Eradication had long been a taboo word in the malaria field because previous attempts at eradication had failed only to watch the disease come roaring back. And with those additional failures came even greater loss of confidence in later attempts to control or contain malaria in many poor countries.
As a result, malaria efforts and research fell into a state of neglect. As the Gates Foundation’s Dr. Gina Rabinovich said of the international community: “They didn’t get rid of malaria but they did a pretty good job of getting rid of (malaria research).” And so the malaria parasite has been doing pretty well, even increasing in scope.
Worldwide, the current estimate is that there are anywhere from 250 to 400 million cases of infection and maybe a million deaths (mostly in children) every year. There are more precise numbers, but the precision is misleading. Malaria’s heavy toll is among the very poor, mostly in Africa, their diseases generally undiagnosed and their deaths undocumented — just like other invisible tragedies of the poor.
On Monday, at PATH’s bright, shiny new South Lake Union headquarters, a small and dedicated group of people gathered to celebrate efforts aimed at restoring confidence in the notion that malaria can be beaten. It was a day too late to officially mark World Malaria Day, on April 25, but who cares? Monday, it turns out, was actually World Intellectual Property Day, Confederate Memorial Day and Worldwide Pinhole Photography Day. I’d say the global problem of malaria trumps any of these, on any day.
At the PATH event, several local organizations working to prevent malaria by distribution of insecticide-impregnated bed nets described their successes and ongoing challenges.
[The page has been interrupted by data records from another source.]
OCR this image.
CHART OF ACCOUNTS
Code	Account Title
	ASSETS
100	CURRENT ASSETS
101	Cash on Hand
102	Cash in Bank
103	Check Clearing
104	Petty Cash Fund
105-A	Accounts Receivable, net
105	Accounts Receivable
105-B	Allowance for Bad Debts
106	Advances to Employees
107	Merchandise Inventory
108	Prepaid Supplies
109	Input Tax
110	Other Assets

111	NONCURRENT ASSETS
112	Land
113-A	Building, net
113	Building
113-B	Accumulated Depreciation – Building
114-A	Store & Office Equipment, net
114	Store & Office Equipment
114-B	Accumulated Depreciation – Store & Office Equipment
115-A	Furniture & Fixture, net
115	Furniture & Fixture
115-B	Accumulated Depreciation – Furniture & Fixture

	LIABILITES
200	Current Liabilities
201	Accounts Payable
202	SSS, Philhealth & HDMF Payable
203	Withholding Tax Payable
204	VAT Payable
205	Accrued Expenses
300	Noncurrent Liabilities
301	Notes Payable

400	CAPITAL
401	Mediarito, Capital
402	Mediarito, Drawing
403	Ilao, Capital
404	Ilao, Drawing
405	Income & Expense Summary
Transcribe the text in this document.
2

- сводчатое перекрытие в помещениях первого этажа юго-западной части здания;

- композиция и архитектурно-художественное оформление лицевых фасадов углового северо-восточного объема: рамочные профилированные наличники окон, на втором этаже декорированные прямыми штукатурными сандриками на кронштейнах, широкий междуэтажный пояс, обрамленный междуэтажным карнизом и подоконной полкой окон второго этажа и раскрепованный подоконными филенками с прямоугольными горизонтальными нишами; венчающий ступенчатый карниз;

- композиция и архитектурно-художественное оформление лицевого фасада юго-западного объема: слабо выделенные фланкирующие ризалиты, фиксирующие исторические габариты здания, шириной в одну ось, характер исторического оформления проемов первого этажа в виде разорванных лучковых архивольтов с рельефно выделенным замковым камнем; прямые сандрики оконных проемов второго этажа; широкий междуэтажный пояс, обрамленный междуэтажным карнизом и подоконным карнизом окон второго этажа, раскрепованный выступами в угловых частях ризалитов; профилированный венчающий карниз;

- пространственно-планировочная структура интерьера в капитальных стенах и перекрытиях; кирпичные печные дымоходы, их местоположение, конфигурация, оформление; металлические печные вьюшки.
Thanks to the work of organizations like PATH, Rotary International, World Vision and many others — especially the Global Fund, which is the major source of funding — working in partnership with governments in Africa, hundreds of millions of nets have been distributed (along with anti-malarial drugs) in the last half decade or so preventing perhaps as many as a million deaths.
But the international community is still nowhere near achieving its goal of “universal coverage” with nets (UNICEF report) and only very few of those needing drugs get them still.
Stefan Kappe, of Seattle Biomed (aka Seattle Biomedical Research Institute), described his team’s work on a malaria vaccine – soon to start testing in human volunteers. Others talked about the problem of drug resistance, and of the need for a greater and sustained commitment from donors to fully fund efforts to fight malaria.
“The hard work is still ahead of us,” said Dr. Kent Campbell of PATH. The successes so far achieved remain fragile and tentative, Campbell said, but there is now much more evidence that malaria can be beaten even with simple tools like bed nets. Eradication? The opinion of most experts is that this will be impossible without a vaccine. But the U.S. rid itself of malaria without a vaccine. Other countries have as well.
As Voltaire also said: “Opinions have caused more ills than the plague.”